What will be done with the millions of tons of used wind turbine blades that will have to be disposed of over the next few decades? In the United States, Veolia and General Electric are developing an innovative solution involving the cement industry.
Veolia is successfully recovering more than 90% of the weight of wind turbine blades.
Wind power is on the upswing. More than 22,000 new wind turbines were erected around the world in 2019. According to the Global Wind Energy Council (GWEC), with more and more countries turning to this carbon-free energy source to reduce their greenhouse gas emissions, global installed wind power capacity is expected to rise to 71.3 GW in 2020.
Simultaneously, large numbers of the first-generation wind turbines installed in Europe and North America at the end of the 20th century, are coming to the end of service (the average life of a wind turbine is 20 years).
However, although according to Ademe their carbon footprint is good, wind turbines are difficult to recycle - especially the blades which may be as much as 30 meters long and are made of composite materials, mostly fiberglass.
The University of Cambridge estimates that there will be 43 million tons of used blades by 2050. Without proper management, they are likely to pile up in landfills.
For several years now Veolia has been working hard to find solutions that will give these blades a second life. In 2020, Veolia North America (VNA) made a breakthrough and signed a contract with GE Renewable Energy to recycle blades as part of "revamping"(replacement of certain parts) and "repowering" (dismantling) operations on the onshore wind farms run by General Electric's US subsidiary.
Co-treatment in cement kilns
In addition to recovering energy, the contract involves transforming the blades into a raw material that - thanks to cement kiln co-processing - can be used in cement manufacturing.
“We came up with the idea of analyzing the composition of a wind turbine blade to see if anything in its composition could be used inr other applications," says Bob Cappadona, COO of VNA's Environmental Solutions and Services division. “What we found was that some of the materials were also used in cement."
From there," he continues, "we were able to develop a solution and build partnerships with a network of cement manufacturers interested in using wind turbine blades as an alternative raw material. Now the blades are no longer just shredded and burnt to recover heat, but are in addition transformed into raw materials and fed into the cement manufacturing process."

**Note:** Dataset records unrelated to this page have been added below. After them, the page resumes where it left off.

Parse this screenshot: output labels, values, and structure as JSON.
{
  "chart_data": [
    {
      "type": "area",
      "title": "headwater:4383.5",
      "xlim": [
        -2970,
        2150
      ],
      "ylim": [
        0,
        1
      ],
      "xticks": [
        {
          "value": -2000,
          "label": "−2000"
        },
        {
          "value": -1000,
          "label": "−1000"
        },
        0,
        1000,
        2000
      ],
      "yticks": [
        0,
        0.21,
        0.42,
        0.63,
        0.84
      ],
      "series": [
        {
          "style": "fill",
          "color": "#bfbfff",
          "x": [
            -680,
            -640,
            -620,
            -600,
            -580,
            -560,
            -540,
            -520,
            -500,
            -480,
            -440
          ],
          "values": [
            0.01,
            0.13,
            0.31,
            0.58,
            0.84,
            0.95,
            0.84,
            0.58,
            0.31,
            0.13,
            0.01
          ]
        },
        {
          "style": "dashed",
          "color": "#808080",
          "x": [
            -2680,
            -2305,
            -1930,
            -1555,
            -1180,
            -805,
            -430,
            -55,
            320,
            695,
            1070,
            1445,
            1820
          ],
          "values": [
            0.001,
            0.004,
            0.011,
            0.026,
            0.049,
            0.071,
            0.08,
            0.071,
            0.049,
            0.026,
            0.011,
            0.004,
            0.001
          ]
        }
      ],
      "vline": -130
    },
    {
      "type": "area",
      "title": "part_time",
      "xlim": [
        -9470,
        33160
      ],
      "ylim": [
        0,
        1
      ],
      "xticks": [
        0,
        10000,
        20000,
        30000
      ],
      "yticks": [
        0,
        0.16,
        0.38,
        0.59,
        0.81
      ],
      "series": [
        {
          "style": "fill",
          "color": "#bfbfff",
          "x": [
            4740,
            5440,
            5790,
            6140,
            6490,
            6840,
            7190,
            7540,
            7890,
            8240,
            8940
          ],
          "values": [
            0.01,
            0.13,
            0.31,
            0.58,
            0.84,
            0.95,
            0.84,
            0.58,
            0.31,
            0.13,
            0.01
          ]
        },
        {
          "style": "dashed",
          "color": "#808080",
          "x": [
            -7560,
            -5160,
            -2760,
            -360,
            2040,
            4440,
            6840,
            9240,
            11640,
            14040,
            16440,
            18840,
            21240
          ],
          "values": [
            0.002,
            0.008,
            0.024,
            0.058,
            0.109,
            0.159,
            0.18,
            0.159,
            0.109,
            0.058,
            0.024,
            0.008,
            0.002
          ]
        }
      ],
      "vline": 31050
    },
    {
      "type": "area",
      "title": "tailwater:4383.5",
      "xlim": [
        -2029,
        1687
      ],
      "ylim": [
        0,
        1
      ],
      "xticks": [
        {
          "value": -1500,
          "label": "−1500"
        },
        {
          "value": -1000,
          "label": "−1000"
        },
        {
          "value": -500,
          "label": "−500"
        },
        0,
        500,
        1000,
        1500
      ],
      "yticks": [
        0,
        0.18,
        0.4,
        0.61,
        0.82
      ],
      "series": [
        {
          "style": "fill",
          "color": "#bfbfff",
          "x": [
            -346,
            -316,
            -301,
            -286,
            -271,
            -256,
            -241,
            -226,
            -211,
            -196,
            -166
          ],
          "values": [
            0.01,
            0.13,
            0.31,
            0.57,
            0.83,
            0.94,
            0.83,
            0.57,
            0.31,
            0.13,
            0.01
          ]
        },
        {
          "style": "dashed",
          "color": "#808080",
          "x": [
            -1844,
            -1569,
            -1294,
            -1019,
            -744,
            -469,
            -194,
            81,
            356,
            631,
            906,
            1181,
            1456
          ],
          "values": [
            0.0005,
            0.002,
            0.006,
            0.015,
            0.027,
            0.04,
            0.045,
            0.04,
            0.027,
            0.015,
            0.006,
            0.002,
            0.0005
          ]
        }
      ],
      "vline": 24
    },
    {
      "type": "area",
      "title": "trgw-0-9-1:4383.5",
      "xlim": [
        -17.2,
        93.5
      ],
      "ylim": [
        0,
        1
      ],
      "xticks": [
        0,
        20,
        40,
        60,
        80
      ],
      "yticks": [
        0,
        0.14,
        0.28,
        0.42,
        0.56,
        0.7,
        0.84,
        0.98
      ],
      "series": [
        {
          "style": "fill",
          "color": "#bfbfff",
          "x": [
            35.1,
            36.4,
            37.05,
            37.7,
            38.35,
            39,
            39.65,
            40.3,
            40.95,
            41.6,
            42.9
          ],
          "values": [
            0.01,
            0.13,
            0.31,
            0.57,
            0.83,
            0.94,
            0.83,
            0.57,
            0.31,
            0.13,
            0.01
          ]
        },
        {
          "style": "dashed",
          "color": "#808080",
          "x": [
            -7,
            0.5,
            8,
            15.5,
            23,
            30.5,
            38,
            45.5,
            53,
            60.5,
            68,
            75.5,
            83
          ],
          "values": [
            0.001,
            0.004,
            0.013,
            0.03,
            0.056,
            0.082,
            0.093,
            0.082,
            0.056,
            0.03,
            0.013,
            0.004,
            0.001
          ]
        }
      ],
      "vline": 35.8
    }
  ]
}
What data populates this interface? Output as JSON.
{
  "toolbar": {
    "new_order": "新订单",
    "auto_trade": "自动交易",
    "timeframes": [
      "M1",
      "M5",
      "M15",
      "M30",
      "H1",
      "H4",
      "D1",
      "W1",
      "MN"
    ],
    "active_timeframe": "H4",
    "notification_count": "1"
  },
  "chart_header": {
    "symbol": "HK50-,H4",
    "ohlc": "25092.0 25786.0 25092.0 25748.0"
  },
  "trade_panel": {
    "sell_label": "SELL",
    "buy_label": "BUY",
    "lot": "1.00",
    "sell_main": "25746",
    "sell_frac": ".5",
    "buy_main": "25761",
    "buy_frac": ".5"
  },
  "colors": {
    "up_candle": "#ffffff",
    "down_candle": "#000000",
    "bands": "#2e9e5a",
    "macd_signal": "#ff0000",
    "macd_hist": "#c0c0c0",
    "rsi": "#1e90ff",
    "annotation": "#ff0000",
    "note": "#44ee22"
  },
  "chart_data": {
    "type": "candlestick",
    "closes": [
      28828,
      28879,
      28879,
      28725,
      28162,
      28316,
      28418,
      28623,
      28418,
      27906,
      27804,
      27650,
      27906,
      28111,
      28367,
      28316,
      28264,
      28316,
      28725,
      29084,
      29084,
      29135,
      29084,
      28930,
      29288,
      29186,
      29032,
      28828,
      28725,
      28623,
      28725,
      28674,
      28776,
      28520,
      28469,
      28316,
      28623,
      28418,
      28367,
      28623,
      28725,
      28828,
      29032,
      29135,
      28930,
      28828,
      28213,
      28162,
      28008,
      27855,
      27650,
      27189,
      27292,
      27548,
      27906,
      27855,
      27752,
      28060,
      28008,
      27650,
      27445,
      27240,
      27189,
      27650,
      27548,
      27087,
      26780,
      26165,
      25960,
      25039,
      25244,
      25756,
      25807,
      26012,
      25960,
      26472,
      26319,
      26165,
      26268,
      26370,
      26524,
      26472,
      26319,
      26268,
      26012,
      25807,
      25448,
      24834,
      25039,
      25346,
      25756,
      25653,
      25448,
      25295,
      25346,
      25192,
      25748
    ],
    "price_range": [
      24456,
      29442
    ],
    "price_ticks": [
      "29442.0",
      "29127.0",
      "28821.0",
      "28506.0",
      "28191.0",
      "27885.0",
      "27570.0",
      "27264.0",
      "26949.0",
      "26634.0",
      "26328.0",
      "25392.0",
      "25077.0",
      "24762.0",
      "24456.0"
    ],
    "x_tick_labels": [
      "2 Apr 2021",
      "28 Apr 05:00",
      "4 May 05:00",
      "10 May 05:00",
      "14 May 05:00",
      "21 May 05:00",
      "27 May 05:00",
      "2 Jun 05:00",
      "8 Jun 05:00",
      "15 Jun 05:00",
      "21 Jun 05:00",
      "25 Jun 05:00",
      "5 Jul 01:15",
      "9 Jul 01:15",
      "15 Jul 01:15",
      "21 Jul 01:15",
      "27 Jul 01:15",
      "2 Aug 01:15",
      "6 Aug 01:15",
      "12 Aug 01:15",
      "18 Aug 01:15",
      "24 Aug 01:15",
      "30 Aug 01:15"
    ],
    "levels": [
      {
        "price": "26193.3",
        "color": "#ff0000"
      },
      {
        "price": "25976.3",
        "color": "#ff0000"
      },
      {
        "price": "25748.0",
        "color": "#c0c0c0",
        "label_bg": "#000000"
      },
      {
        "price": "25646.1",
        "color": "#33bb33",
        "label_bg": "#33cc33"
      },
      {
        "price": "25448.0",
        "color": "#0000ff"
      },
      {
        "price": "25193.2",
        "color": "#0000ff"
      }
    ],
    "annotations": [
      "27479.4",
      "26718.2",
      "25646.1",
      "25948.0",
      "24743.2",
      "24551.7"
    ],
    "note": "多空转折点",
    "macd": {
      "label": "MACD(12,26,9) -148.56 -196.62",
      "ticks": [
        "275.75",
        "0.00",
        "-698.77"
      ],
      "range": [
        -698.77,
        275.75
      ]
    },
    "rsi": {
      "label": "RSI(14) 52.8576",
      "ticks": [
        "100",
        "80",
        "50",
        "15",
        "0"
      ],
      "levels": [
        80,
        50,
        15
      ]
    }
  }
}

The recycling process starts in the field, on the wind farms. Once removed from the wind turbines, the blades are cut and loaded onto trucks that take them to a site where powerful machines shred them into smaller pieces. These pieces are then transported to a Veolia plant in Missouri, where they are further shredded until they are the size of small pebbles.
“We have to apply a very specific recipe," explains Bob Cappadona. "We have a range of shredding and grinding equipment that allows us to reduce the blades to acceptable sizes and shapes for going into the cement kilns."
Thanks to this process, Veolia is managing to recover more than 90% of the weight of the blades: 65% in the form of a raw material, replacing sand, clay and other materials, and 28% as an alternative fuel, replacing coal to provide the energy needed for the chemical reaction in the cement kiln. The cement produced in this way has exactly the same properties as traditional cement.
By recycling decommissioned blades in this way, Veolia and GE Renewable Energy are providing both a solution to the problem of end-of-life wind turbine management and valuable assistance to cement manufacturers trying to reduce their carbon footprint.
An environmental impact analysis conducted by Quantis U.S., a sustainable development consulting firm, estimates that recycling the blades by co-processing in cement kilns would reduce CO2 emissions by 27%.
Under the contract, which is unique in the U.S. wind industry, Veolia and GE Renewable Energy plan to recycle thousands of wind turbine blades over the coming years.